LLM Quantization: A Deep Dive into GPTQ, AWQ, and Post-Training Quantization
Large Language Models (LLMs) are massive, requiring billions of parameters to achieve state-of-the-art reasoning. Storing and serving these models is computationally expensive:
- A 70-billion parameter model stored in FP16 (16-bit Floating Point) requires 140 GB of VRAM just to load.
- This exceeds the capacity of standard consumer GPUs, requiring enterprise-grade hardware cluster setups.
Quantization reduces this memory requirement by converting model weights from high-precision formats (like FP16) to lower-precision formats (like INT4 or INT8).
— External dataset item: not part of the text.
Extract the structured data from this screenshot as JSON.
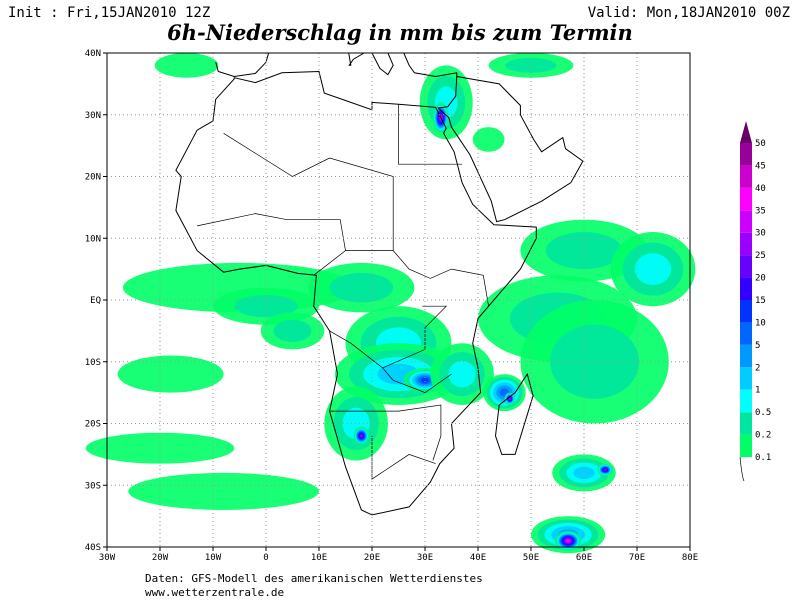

LLM Weight Quantization (GPTQ / AWQ)
The Math of Quantization
Quantization maps a continuous set of float values x to a discrete set of integer values q. The linear quantization mapping formula is:
q = \text{round}\left( \frac{x}{S} \right) + Z
where S is the scale factor (a float value) and Z is the zero-point offset (an integer). The dequantization process back to float is:
x_{approx} = (q - Z) \cdot S
When quantizing an entire model, the goal is to minimize the reconstruction error of the network activations.
GPTQ vs. AWQ
There are two primary algorithms for Post-Training Quantization (PTQ) of LLM weights:
-
GPTQ (Generalized Post-Training Quantization):
- Uses second-order information (inverse Hessian matrix) to adjust remaining weights after quantizing a specific weight row.
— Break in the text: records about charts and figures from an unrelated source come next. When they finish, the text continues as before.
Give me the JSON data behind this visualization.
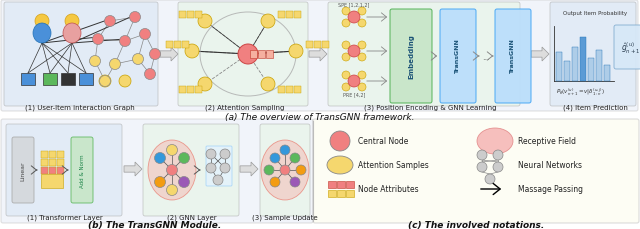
{
  "bg_color": "#ffffff",
  "panel_a_bg": "#e8eef8",
  "panel_b_bg": "#e8eef8",
  "panel_c_bg": "#fdfdf0",
  "caption_a": "(a) The overview of TransGNN framework.",
  "caption_b": "(b) The TransGNN Module.",
  "caption_c": "(c) The involved notations.",
  "sub1_a": "(1) User-Item interaction Graph",
  "sub2_a": "(2) Attention Sampling",
  "sub3_a": "(3) Position Encoding & GNN Learning",
  "sub4_a": "(4) Item Prediction",
  "sub1_b": "(1) Transformer Layer",
  "sub2_b": "(2) GNN Layer",
  "sub3_b": "(3) Sample Update",
  "font_size_caption": 6.5,
  "font_size_sub": 5.0,
  "font_size_legend": 5.5,
  "pink_node": "#f08080",
  "yellow_node": "#f5d76e",
  "blue_node": "#4a90d9",
  "green_node": "#5cb85c",
  "orange_node": "#f0a830",
  "purple_node": "#9b59b6"
}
- It performs row-by-row optimization, minimizing the squared error of layer activations.
- Provides excellent accuracy for 4-bit quantization but can suffer from outlier activation errors.
-
AWQ (Activation-aware Weight Quantization):
- Recognizes that not all weights are equally important. Only 1% of weights (salient weights) dictate the majority of the model's accuracy.
- Protects these salient weights by keeping them in higher precision or scaling them up, while quantizing the remaining 99% of weights.
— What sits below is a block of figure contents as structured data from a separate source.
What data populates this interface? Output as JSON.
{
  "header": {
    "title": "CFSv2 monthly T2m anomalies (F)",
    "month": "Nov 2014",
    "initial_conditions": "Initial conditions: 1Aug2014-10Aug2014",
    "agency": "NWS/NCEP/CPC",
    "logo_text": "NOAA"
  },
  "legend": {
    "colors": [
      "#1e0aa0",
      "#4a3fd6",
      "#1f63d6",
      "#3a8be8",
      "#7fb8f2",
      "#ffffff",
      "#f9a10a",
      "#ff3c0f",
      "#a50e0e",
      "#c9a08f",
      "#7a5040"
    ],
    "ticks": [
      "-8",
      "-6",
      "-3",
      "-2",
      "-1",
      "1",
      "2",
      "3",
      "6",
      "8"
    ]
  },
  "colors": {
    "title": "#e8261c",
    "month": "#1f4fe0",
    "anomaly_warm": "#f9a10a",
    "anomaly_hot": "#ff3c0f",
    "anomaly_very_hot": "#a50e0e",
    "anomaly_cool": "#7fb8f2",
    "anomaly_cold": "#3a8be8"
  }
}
- This selective approach maintains accuracy close to FP16 levels without needing complex inverse Hessian computations.
Quantization Formats Comparison
| Format | Precision | Target Hardware | Primary Use Case | |---|---|---|---| | FP16 | 16-bit Float | Nvidia H100 / A100 | Training & High-end Serving | | INT8 | 8-bit Integer | Standard Server GPUs | Mid-range deployment | | INT4 (GPTQ/AWQ) | 4-bit Integer | Consumer GPUs / Edge | Local deployment & Low cost |
Running a Quantized Model in Python using vLLM
Here is how you can initialize and serve an AWQ-quantized model using the vllm library:
# Initializing vLLM with an AWQ model
# from vllm import LLM, SamplingParams
#
# llm = LLM(
# model="TheBloke/Llama-2-7B-Chat-AWQ",
# quantization="awq",
# dtype="half"
# )
Conclusion
Quantization is a key technique for scaling LLM deployments. By shrinking models to INT4 via GPTQ or AWQ, developers can run large models on cheaper, consumer-grade hardware while maintaining high accuracy and performance.